Led by the most successful company in the history of American commerce, Silicon Valley technology firms have become increasingly attuned to the demands of Wall Street, churning out profits at a record pace and sending a fire hose of cash back to investors.

With the 30th annual SV150, the San Jose Mercury News' ranking of the largest companies in Silicon Valley by , it's clear that Wall Street depends on Silicon Valley tech companies like never before. In 1985, only six companies in the SV150 also had residence in the Standard & Poor's 500 index. Now, 30 companies are shared between the two, information technology is the S&P's biggest sector, and Apple has joined the Dow Jones industrial average for the first time.

Overall, the SV150 produced a margin of 16.4 percent amid record sales and profits, but the $134.4 billion that companies pushed back to investors through dividends and stock repurchases was even greater than the profits of nearly $128 billion.

"There's been a change in the valley over the last five to 10 years," said Nick Donatiello, who teaches at Stanford's Graduate School of Business. Fast-growing tech companies once shunned paying dividends, which are traditionally associated with mature industries such as utilities and tobacco. "There was a stigma associated with it."

No longer.

Apple, which ended 2014 just short of becoming the first Silicon Valley firm to hit $200 billion in sales in a year, has led the way, spending $11.2 billion on dividends last year, as well as $45 billion - slightly more than its record profits - on stock repurchases, which Wall Street also likes because when a company buys its own shares, it "retires" them, making the remaining shares more valuable.

With the massive cash coming in from selling iPhones and other gadgets, Apple doesn't have to scrimp elsewhere. However, the company increased research and development by 38 percent, its workforce by 15 percent and tax withholdings by 20 percent. And it continues to grow at a phenomenal rate.

After emerging from the recession, maturing tech companies have grown less anxious about having cash on their balance sheet in order to weather future storms, and more inclined to give back money to shareholders. Of the 35 big Bay Area tech companies on the SV150 that pay regular dividends, 10 of them only began doing so last year.

Wall Street, in turn, has become more forward-thinking about the tech universe's quirks.

"You've seen Wall Street start to better understand Silicon Valley," said Robert Peck, an analyst for SunTrust Robinson Huntley. "When Google bought YouTube for $1.6 billion, Wall Street's initial reaction was that it was a terrible deal. That ended up being one of the best buys of all time."

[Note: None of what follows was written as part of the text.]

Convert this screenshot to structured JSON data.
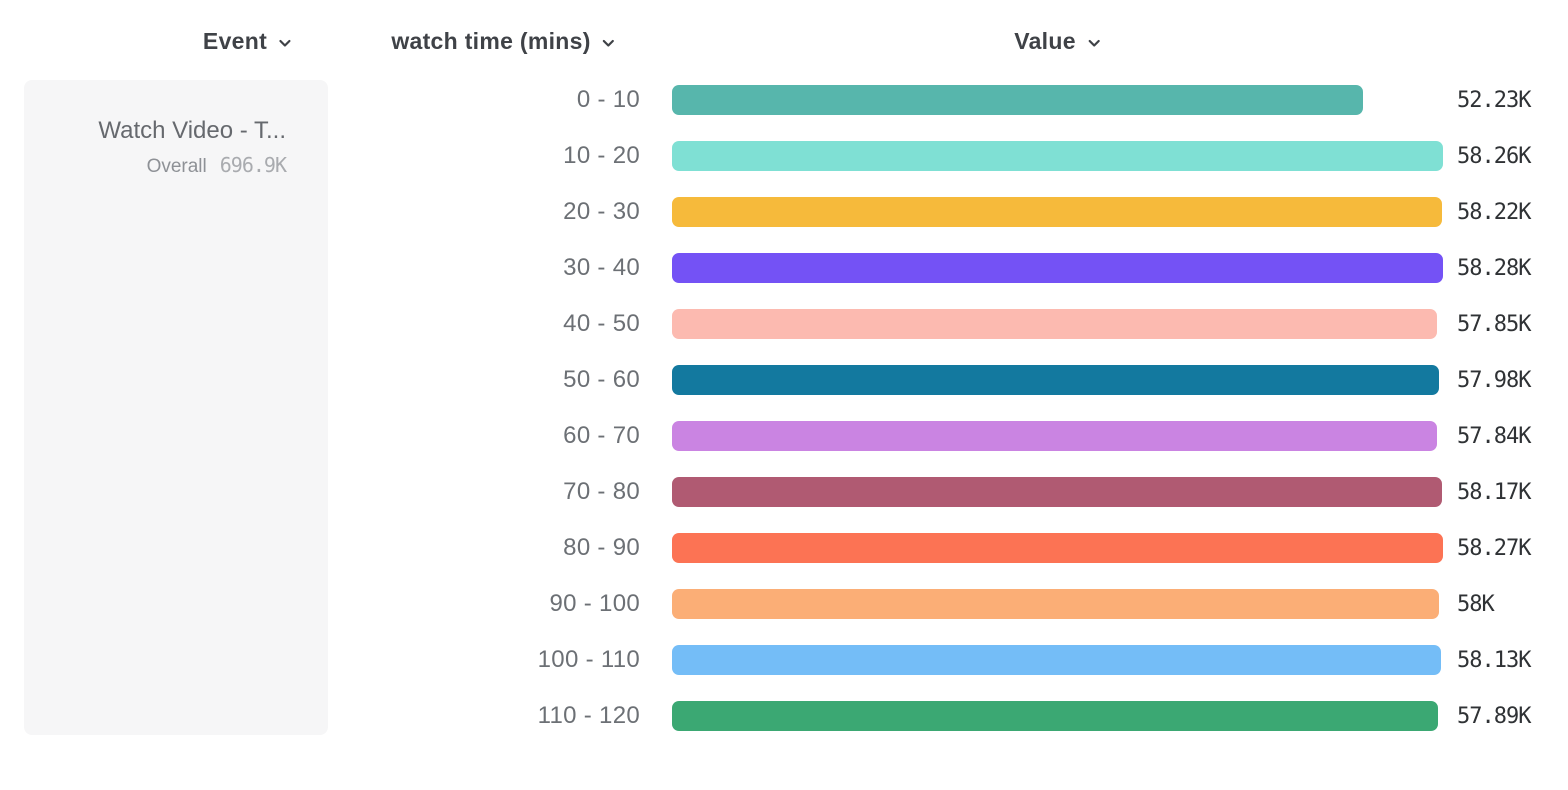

Even Google, which has long resisted paying dividends in favor of putting money into future research, signaled a possible shift earlier this year during an earnings call and with its hiring of Wall Street executive Ruth Porat as its incoming chief financial officer. Yahoo CEO Marissa Mayer has repeatedly called her company not just a tech innovator but a good "steward of capital," spinning off its huge stake in Chinese e-commerce company Alibaba back to investors.

"There's generally more discipline," Donatiello said. "Dividends are no longer seen as inconsistent with growth, and activist investors are working hard to encourage that discipline and exploit situations where they feel discipline isn't present, sometimes correctly and sometimes not so correctly."

Unlike Apple, though, other companies may have to choose between rewarding investors or spending cash on the types of investments - research and development, workers, acquisitions - that tend to lead to growth in future sales.

For example, Juniper Networks established a dividend in 2014 and increased stock repurchases nearly 300 percent, pushing more than $2.3 billion to investors amid an activist investor push. Meanwhile, the Sunnyvale company slashed its workforce by 7 percent, chopped 4 percent off research and development and reduced capital expenditures by 16 percent as sales dropped and annual profits turned to a loss.

The SV150 has always held a mix of waning giants, fast-growing upstarts, steadily chugging legacy firms and volatile newcomers, but together they have grown into a mature tech economy circling San Francisco Bay.

And the region's dominance and its allure to distant Wall Street shows no signs of abating, even as the spreading of technology and the lowering of costs has helped proliferate elsewhere.

"It's not geography, it's an ecosystem that exists in Silicon Valley that encourages, supports, allows for all this to happen," Donatiello said. "That's pretty darn special. More than special, at the moment it's unique on a global scale."